What it means though is that if you only store the inputs in lower precision, but still upcast to say bf16 or fp32 to perform the operation, you're not getting any computational speedup. In fact, you're paying for upconverting and then downconverting afterwards.

atlex2

a year ago

Seriously nobody thought to use SVD on these weight matrices before?

liuliu

a year ago

I did try, but in a wrong way (try to SVD quantization error to recover quality (I.e. SVD(W - Q(W)))). The lightbulb moment in this paper is to do SVD on W and then quantize the remaining.

scottmas

a year ago

Possible to run this in ComfyUI?

vergessenmir

a year ago

The repo has sample code and it is fairly easy to create a node that will do it.
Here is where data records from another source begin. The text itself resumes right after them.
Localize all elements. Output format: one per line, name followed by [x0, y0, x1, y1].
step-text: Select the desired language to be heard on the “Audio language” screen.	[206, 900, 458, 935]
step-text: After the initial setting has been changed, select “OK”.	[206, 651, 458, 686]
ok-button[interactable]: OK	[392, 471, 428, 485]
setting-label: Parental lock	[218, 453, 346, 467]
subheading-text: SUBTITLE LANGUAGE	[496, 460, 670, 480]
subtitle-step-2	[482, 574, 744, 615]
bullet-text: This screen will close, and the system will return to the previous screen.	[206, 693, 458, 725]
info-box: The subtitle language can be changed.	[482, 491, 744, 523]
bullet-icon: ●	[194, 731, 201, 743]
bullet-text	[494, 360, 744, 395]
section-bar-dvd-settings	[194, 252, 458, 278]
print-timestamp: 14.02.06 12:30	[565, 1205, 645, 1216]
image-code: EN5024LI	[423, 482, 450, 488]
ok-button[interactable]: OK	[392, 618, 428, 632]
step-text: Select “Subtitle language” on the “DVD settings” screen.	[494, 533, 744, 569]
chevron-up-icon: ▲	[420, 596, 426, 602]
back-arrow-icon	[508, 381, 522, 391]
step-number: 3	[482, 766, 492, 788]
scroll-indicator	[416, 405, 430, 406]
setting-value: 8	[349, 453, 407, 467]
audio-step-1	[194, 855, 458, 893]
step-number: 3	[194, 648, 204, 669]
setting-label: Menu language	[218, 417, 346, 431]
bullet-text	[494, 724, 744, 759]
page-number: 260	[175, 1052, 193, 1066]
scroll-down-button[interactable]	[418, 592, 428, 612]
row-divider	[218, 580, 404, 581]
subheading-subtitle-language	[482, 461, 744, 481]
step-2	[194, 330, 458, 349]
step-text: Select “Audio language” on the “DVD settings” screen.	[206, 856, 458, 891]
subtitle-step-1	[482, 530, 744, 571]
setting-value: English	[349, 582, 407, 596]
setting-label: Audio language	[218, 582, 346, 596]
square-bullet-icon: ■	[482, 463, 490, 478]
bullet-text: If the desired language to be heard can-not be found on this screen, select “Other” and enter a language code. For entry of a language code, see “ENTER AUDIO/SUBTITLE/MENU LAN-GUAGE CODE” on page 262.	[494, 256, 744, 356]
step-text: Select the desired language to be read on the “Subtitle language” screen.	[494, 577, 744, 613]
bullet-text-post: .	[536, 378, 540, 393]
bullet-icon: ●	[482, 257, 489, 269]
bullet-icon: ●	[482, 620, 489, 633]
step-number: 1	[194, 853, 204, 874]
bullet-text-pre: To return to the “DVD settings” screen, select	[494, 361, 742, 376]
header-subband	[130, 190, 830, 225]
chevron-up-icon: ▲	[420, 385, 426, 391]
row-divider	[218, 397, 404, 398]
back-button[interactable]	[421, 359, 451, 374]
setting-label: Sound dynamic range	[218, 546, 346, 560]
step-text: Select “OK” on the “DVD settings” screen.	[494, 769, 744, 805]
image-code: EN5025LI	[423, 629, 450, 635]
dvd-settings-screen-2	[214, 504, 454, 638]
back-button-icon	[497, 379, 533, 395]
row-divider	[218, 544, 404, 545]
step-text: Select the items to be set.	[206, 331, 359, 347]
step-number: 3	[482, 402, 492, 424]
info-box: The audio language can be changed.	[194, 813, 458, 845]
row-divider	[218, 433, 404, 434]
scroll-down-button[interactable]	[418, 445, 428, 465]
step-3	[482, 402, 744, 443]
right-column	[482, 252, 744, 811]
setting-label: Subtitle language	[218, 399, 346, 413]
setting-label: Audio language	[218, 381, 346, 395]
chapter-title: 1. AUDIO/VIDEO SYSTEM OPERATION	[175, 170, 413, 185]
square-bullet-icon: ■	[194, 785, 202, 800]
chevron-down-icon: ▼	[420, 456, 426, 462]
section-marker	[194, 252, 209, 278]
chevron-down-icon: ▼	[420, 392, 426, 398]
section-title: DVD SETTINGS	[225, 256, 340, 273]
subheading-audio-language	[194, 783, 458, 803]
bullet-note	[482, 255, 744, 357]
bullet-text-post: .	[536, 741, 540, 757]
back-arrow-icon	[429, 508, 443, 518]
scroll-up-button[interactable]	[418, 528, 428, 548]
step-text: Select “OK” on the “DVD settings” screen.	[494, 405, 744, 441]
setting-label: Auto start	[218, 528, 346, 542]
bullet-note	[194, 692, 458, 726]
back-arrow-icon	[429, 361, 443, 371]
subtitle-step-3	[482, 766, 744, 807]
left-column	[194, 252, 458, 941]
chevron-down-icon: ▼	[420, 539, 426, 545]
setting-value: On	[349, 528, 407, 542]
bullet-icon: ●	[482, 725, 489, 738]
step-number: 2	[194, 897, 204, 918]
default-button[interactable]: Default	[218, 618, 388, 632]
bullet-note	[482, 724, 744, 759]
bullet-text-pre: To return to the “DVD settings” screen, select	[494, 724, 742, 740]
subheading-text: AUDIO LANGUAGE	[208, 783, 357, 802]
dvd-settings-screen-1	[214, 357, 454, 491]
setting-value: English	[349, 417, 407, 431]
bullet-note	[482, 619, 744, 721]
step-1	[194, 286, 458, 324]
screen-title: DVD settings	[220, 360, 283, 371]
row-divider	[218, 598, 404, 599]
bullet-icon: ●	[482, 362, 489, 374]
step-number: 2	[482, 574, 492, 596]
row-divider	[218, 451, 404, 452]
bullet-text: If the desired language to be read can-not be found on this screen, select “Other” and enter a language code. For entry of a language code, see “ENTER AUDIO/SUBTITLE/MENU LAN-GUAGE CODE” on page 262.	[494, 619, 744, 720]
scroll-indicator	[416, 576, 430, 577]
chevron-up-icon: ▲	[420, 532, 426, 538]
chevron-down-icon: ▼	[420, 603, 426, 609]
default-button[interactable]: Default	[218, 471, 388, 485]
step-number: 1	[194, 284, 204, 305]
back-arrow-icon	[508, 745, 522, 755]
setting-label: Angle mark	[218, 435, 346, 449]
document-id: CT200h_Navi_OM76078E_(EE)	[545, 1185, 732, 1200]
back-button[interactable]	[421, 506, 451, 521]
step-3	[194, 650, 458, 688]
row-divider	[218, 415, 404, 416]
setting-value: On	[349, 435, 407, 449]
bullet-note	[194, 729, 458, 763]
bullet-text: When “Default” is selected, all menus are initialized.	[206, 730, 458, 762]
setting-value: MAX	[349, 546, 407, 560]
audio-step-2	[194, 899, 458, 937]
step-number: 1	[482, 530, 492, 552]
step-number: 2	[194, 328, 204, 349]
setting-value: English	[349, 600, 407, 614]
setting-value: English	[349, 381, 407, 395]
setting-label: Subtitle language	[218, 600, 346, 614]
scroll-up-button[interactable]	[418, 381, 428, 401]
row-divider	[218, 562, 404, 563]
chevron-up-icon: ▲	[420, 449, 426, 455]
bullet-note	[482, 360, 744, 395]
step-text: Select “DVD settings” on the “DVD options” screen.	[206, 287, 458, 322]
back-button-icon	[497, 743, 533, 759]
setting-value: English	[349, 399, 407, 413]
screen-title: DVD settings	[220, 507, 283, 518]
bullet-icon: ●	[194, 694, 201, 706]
You won't however have access to usual sampler, latent image, Lora nodes to do anything beyond basic t2i

doctorpangloss

a year ago

Why? There is nothing to customize with Flux.

thot_experiment

a year ago

What do you mean there's nothing to customize with Flux, can you expand on this claim?

DeathArrow

a year ago

But doesn't quantization give worse results? Don't you trade quality for memory footprint?

timnetworks

a year ago

They're saying this method essential does not, even when mixed with low rank models on top. "Notably, while the original BF16 model requires per-layer CPU offloading on the 16GB laptop 4090, our INT4 model fits entirely in GPU memory, resulting in a 10.1× speedup by avoiding offloading."

This is the whole magic, the rest of the workflow doesn't need to unload and flush memory, causing big delays for jobs.